This paper by my colleague Tevfik Kosar (to appear soon) presents the design and implementation of a reliable and efficient distributed data storage system, PetaShare, which manages 450 Terabytes of disk storage and spans 7 campuses across the state of Louisiana.
There are two main components in a distributed data management architecture: a data server which coordinates physical access (i.e. writing/reading data sets to/from disks) to the storage resources, and a metadata server which provides the global name space and metadata of the files. Metadata management is a challenging problem in widely distributed large-scale storage systems, and is the focus of this paper.
Petashare architectureThe back-end of PetaShare is based on iRODS. All system I/O calls made by an application are mapped to the relevant iRODS I/O calls. iRODS stores all the system information, as well as user-defined rules in centralized database, which is called iCAT. iCAT contains the information of the distributed storage resources, directories, files, accounts, metadata for files and system/user rules. iCAT is the metadata that we need to manage/distribute in PetaShare.
Multiple iRODS servers interact with the iCAT server to control the accesses to physical data in the resources. Of course, the centralized iCAT server is a single point of failure, and the entire system becomes unavailable when the iCAT server fails. As we discuss next, PetaShare employs asynchronous replication of iCAT to resolve this problem.
Asynchronous multi-master metadata replication
PetaShare first experimented with synchronous replication of the iCAT server. Not surprisingly, this led to high latency and performance degradation on data transfers, because each transfer could be committed only after iCAT servers complete replication. To eliminate this problem, PetaShare adopted an asynchronous replication system.
The biggest problem of asynchronous multi-master replication is that conflicts occur if two sites update their databases within the same replication cycle. For this reason, the proposed multi-master replication method should detect and resolve conflicts. Petashare uses a conceptual conflict resolver that handles such conflicts. Common conflict types are: (i) uniqueness conflicts: occur if two or more sites try to insert the records with the same primary key; (ii) update conflicts: occur if two or more sites try to update the same record within the same replication cycle; (iii) delete conflicts: occur if one site deletes a record from database while another site tries to update this record.

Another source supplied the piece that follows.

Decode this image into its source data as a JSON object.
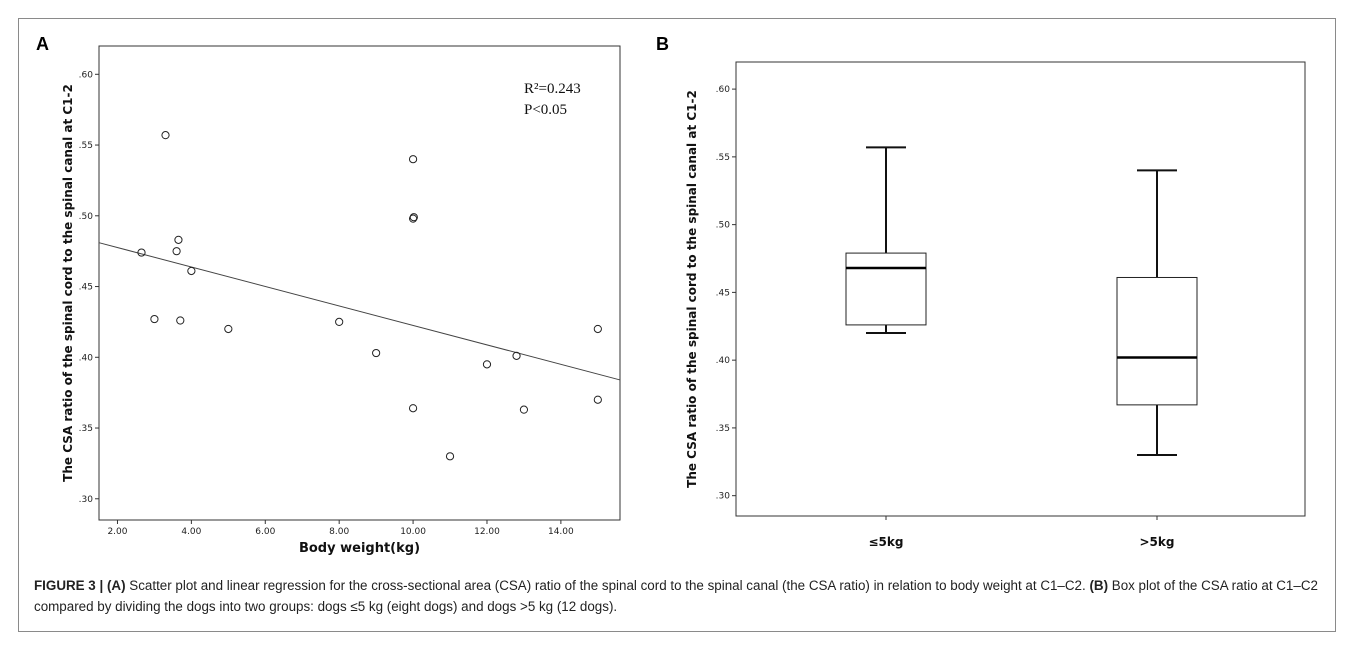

To prevent uniqueness conflicts, ID intervals are pre-assigned to different sites. (This could as well be achieved by prefacing IDs with the site ids.) Update conflicts are handled using the latest write rule if not resolved within a day, but there is a one-day grace period where negotiation (manual conflict handling) can be used. Delete conflicts are also handled similar to update conflicts.
EvaluationThe paper provides real-deployment experiment results on centralized, synchronous, and asynchronous replicated metadata servers. The no-replication column indicates using a centralized metadata server. Table 2 lets us to evaluate the performance of replication methods because the contribution of data transfer to the latency is minimized. For all data sets the asynchronous replication method outperforms the others, since both write and database operations are done locally. Similar to Table1, the central iCAT model gives better results than synchronous replication.